One Charles Town Barn Still in Lockdown
by Erin Ryder
One barn is in lockdown and movement of horses on or off the grounds has ceased, but training continues at Charles Town Races & Slots, the West Virginia track that instituted the precautions after a horse in its stable area displayed neurologic signs considered to be consistent with equine herpesvirus-1.
Test results are expected later in the day July 16, according to Dickie Moore, general manager at the West Virginia track.
Moore said track officials were notified of the neurologic horse the morning of July 15, at which time the affected barn was quarantined. All movement of horses on and off the grounds has been called to a halt. Biosecurity measures have been implemented.
"We pretty much take the expertise of the veterinarians," Moore said. "They're the experts in this field. We listen to all the recommendations they give us, and we go from there."
Apart from horses in the affected barn, training continued as normal July 16. Moore said Charles Town plans to race as scheduled to evening of July 17.
The situation was first confirmed July 15 by a state official. “The track has imposed a quarantine to keep any horses on the ground there—no movement of animals on or off the track grounds,” said Buddy Davidson, communications officer with the West Virginia Department of Agriculture.
According to Davidson, officials collected test samples from the affected horse. Davidson said the affected horse is alive, but no other details were immediately available.
Charles Town currently offers live Thoroughbred racing four days a week (Thursdays through Sundays). Horses often travel between Charles Town and Colonial Downs in Virginia; Mountaineer Casino, Racetrack & Resort in West Virginia; and Hollywood Casino at Penn National in Pennsylvania.

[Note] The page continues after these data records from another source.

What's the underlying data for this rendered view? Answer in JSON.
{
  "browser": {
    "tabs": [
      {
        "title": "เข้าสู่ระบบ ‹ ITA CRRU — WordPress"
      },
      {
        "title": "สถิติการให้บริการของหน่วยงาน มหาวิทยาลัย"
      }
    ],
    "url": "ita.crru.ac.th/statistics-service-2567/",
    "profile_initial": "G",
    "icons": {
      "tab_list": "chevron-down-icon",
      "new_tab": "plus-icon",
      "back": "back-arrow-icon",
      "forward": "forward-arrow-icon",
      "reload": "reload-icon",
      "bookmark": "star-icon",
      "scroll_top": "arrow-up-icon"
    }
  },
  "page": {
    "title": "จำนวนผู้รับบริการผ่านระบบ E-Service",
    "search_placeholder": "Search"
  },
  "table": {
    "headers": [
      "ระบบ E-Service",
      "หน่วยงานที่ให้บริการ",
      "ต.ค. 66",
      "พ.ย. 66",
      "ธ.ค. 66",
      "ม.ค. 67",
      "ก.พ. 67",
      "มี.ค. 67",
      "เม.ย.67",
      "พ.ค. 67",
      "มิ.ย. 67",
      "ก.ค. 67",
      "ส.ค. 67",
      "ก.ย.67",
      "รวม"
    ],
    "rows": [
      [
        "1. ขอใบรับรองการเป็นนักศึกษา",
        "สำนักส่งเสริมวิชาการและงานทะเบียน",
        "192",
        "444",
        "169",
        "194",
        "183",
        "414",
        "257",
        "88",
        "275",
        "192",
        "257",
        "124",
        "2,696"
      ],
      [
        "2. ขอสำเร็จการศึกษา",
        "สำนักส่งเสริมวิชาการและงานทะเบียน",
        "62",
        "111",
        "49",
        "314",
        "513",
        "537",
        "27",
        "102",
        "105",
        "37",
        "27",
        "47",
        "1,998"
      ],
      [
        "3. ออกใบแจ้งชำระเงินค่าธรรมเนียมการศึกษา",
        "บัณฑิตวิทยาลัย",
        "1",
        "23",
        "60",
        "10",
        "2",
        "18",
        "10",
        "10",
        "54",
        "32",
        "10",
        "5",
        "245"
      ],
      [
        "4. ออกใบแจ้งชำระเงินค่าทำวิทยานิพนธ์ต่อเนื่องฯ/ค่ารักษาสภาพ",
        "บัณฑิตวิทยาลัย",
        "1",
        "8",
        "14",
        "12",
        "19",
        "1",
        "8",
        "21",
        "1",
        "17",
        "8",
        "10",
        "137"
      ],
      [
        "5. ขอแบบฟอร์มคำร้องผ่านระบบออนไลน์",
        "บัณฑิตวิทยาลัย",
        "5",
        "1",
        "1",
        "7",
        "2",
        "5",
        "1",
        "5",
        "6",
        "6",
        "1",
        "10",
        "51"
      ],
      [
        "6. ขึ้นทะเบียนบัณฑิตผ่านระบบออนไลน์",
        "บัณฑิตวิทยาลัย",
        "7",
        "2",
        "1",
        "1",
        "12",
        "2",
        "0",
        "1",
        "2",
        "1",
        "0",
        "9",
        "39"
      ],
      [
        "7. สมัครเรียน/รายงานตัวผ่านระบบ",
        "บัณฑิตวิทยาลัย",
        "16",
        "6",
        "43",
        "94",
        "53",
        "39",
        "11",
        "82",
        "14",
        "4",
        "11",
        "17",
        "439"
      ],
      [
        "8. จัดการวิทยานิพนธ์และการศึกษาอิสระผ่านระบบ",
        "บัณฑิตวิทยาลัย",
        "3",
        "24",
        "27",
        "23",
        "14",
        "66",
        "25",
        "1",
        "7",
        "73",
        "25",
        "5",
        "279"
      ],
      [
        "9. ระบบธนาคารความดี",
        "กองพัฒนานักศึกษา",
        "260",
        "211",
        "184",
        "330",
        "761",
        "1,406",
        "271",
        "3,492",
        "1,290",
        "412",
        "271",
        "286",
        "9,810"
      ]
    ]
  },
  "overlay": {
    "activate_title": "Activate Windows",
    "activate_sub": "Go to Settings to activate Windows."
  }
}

EHV-I is a form of herpesvirus that can cause fevers and neurologic signs that range from incoordination and weakness in the hind limbs to paralysis. Precautions are necessary because EHV-1 is highly contagious and can spread through the air. It can also be passed on shared tack and barn equipment, as well as human hands and clothing, making tight biosecurity essential to stop it from spreading.
Scientists definitively diagnose EHV-1 infections on virus culture from blood or nasal secretions, PCR (polymerase chain-reaction test, a DNA test of blood or nasal secretions), or serology (blood antibody titers).